The traditional footwear industry is labor-intensive, and companies’ profits are constantly compressed as a result of rising wages. Hence, for sustainable operation, the Datong Shoes and Materials Company introduced IAMS and big data analysis systems to become an intelligent factory, greatly reducing their demand for manpower. In this study, we developed a CEGRA model for evaluation of intelligent system suppliers being considered for future collaboration, for further improvement of the company’s operational efficiency. In constructing this model, criteria for evaluation of these systems were identified using the focus group discussion method. The CEGRA model for evaluating collaborative technology can be divided into five steps, with different aspects of the IAMS evaluated for quality control. Thus, the model can be used to identify the criteria that most affects the quality of an IAMS, thereby reducing system faults that prevent collaborative technology software products from meeting end users’ requirements. As a result, the model enables traditional companies to evaluate the solutions provided by intelligent system suppliers when they may otherwise lack the expertise to do so. Using this model, the most suitable alternative software solution was identified from a list of four candidates.

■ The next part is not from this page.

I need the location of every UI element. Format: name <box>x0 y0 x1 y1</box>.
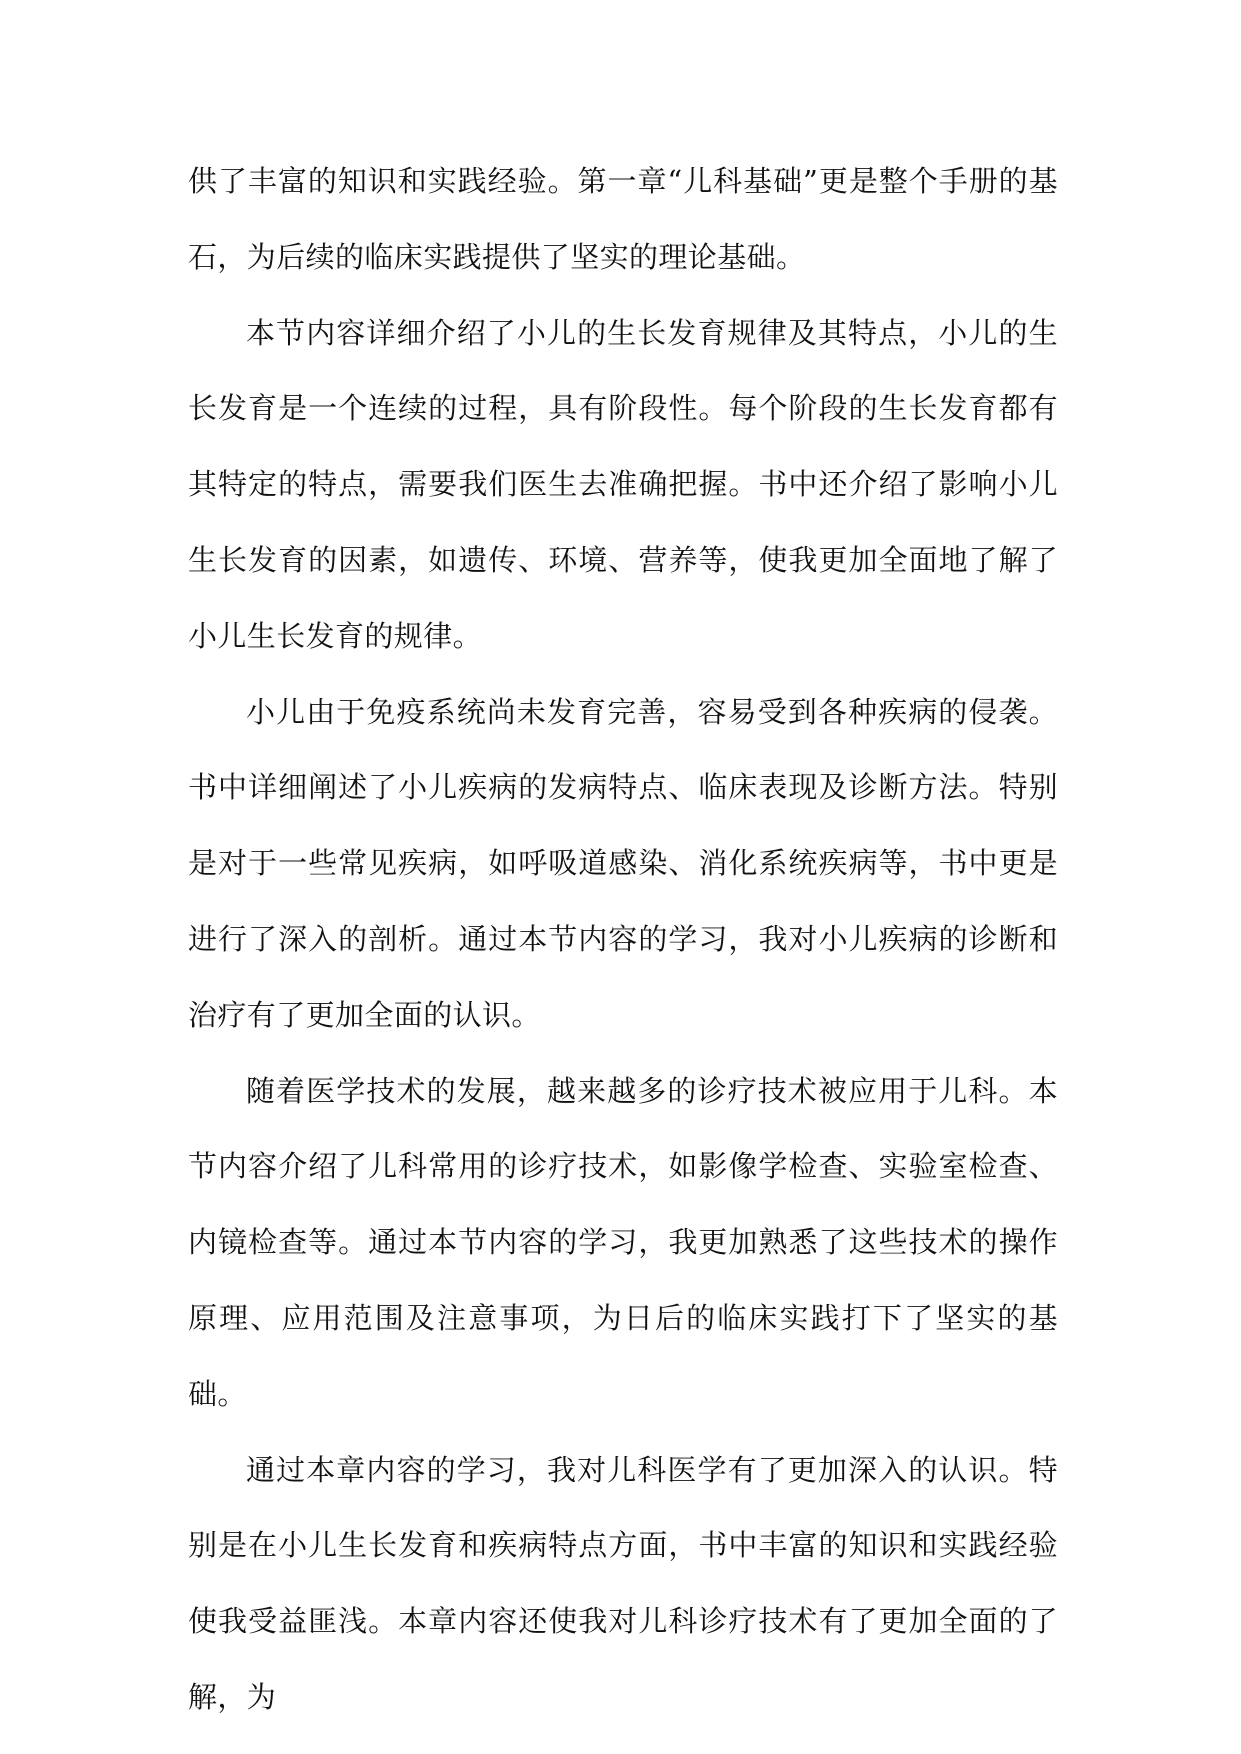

In addition, a comparison of the findings obtained using the CEGRA model with those obtained from the traditional TOPSIS method, showed that both techniques identified the same options as the top two ranking systems. However, the CEGRA algorithm proposed can manage the uncertainty of decision problems, multiple decision evaluation attributes, and discrete data effectively, providing a simple and convenient method for decision making. Although the model introduced in this study was limited to the introduction of IAMS to upgrade a traditional shoe company to a technology shoe company, the results demonstrate that in future research, CEGRA evaluation models can help decision makers in different traditional industries find suitable solutions for upgrading to technology industries. The evaluation criteria and decision-making processes can provide system integrators with the ability to meet the needs of upgrade vendors, providing better system integration services when developing smart factories.